We know who to blame
Blame the Cleaner. It's always that wee woman/man plugging in their 2000W vacuum cleaner next to the Router!
Amazon Web Services' Ashburn, Virginia, data center is giving the retailing and cloud computing giant headaches again, and Bezos can't blame the fickleness and severity of the weather this time around as he could back in late June when a hurricane-like line of thunderstorms ripped across the Ohio Valley and knocked out power to …
Say thank you if it is the cleaner.
I have seen what happens when an idiot plugs in an old "classic" welder in a UPS socket of a 6U AMC Symmetrix. It was ~14 years ago when only bank branches could afford such beasts. They forgot to tell the idiot who was installing the metal doors to the equipment room not to plug into it.

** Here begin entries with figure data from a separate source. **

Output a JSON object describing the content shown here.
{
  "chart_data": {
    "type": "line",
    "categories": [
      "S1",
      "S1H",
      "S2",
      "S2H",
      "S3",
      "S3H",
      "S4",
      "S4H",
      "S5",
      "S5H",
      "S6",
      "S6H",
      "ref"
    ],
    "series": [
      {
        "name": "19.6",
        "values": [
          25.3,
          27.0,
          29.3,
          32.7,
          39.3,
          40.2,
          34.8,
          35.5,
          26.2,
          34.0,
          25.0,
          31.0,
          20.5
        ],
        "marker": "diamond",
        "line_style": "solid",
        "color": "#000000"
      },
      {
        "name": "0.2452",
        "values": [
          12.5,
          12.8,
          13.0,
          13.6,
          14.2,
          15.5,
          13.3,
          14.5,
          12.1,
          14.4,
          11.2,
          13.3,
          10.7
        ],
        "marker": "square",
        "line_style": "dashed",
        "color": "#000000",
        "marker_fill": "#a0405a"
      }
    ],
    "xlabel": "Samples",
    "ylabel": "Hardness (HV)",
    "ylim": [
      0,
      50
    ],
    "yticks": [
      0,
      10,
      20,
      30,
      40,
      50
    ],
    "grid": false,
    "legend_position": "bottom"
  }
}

It was not a pretty sight...
To entrust your most precious data to a third party organisation that does not think twice about removing you should you have a minor infringement of the 3981 rules in the terms and conditions.
To entrust your most precious data to a third party that once having made up its mind will in no way discuss the reasons of the infringement.
To entrust your most precious data to a third party that changes the rules to suit it self.
You fools
Having your vital data on the cloud is not the issue. Having your vital on the cloud in one any only one place is the issue. If you put all your stuff in the same data center, then you're a) not doing cloud computing in the first place, and b) you haven't taken into account redundancy, which makes you no smarter than the idiot that has his vital information on a 20 year old hard drive he salvaged from a 386. When you're lazy about your failover design, cloud computing can't really help you.
"El Reg supposes that this is a fine line when it is your site that is essentially knocked out of commission by "performance issues" as cloudy systems go into super-slow mode and Amazon goes into cover-your-AWS mode."
Except all of the other EC2 DCs are working just fine?
Is the IT industry so prone to these absurd fads?
No doubt, internet-based on-line data storage has its uses. It is a good idea for one level of backup, at least, and I'm sure it's a godsend for accessing music on your phone, and all that sort of stuff. That anyone should use it as a primary data store, frankly, is beyond my belief. What's so hard about running a bloody file server, anyway?
To the person who has just sacked their server admin and signed away their data storage into this "cloud," I say, you sir are a bloody fool, possibly criminally negligent, and your auditors should drop a 15-ton weight on you. I also ask, how did you ever get into a position of such responsibility? A bullshitter promoted by bullshitters and buying from bullshitters? God help your company. I mean... companies: it seems that there are far, far too many of you about.
Because this isn't 1995. None of these sites are just serving files but assuming a file server will do the job it still does not account for redundancy and when your file server goes down you'll probably be knocked out longer as you wait for parts and rebuild the thing.
There is nothing wrong with aws if you have redundancy plans.
If and when that happens, at least I'm in charge, on the spot, and can be personally held responsible.
If this is "1995," then give me the 1995 version. 2012 seems to be utter madness. Use the cloud for backup. Be clever and switch to it, but primary availability? Well, I'm sorry to have to tell you I'm not offering you the IT director post.
Next!
The pattern of outages for the mega-cloud vendors (Amazon, Google, Microsoft, etc.) is disturbing. First there is the outages themselves. The June thunderstorm outage is an excellent case in point. No thunderstorm should take down a hardened data center. Why didn't they switch to diesel 30-45 minutes before the storms were obviously going to hit? A planned switch to diesel is far safer and more reliable than an automated emergency switch. If the planned switch fails, they have 30-45 minutes to take steps to get those diesels up and running or, at least, minimize the impact.
Second, they (after a week) still have not published a cause for last week's outage. I find that particularly curious. There is a definite pattern of poor communications from the vendors during and after outages. In the June incident, I noticed hours between updates and skimping on details. Enterprise-class customers will not suffer this treatment for long.
Third is that in many of these outages, the size of their environment seems to exacerbate the issues, causing such things as replication storms that back-up and cause even more problems. They claim to have availability zones, although some of these outages have affected multiples of them. Maybe they should further subdivide their environment and do a better job of isolating them. I believe they also share management functions across their environment. Maybe they should develop management zones aligned with their ideally smaller availability zones. At least offer this as an option, even if they charge a little more.
To me, this all points out the immaturity of the current cloud landscape and will drive enterprises more towards internal private clouds for the near- and mid-term until the vendors can get their acts together. It might also drive enterprises to the clouds being offered by the traditional outsourcing vendors who understand the enterprise market better.
Time for the cloud industry to do some soul-searching.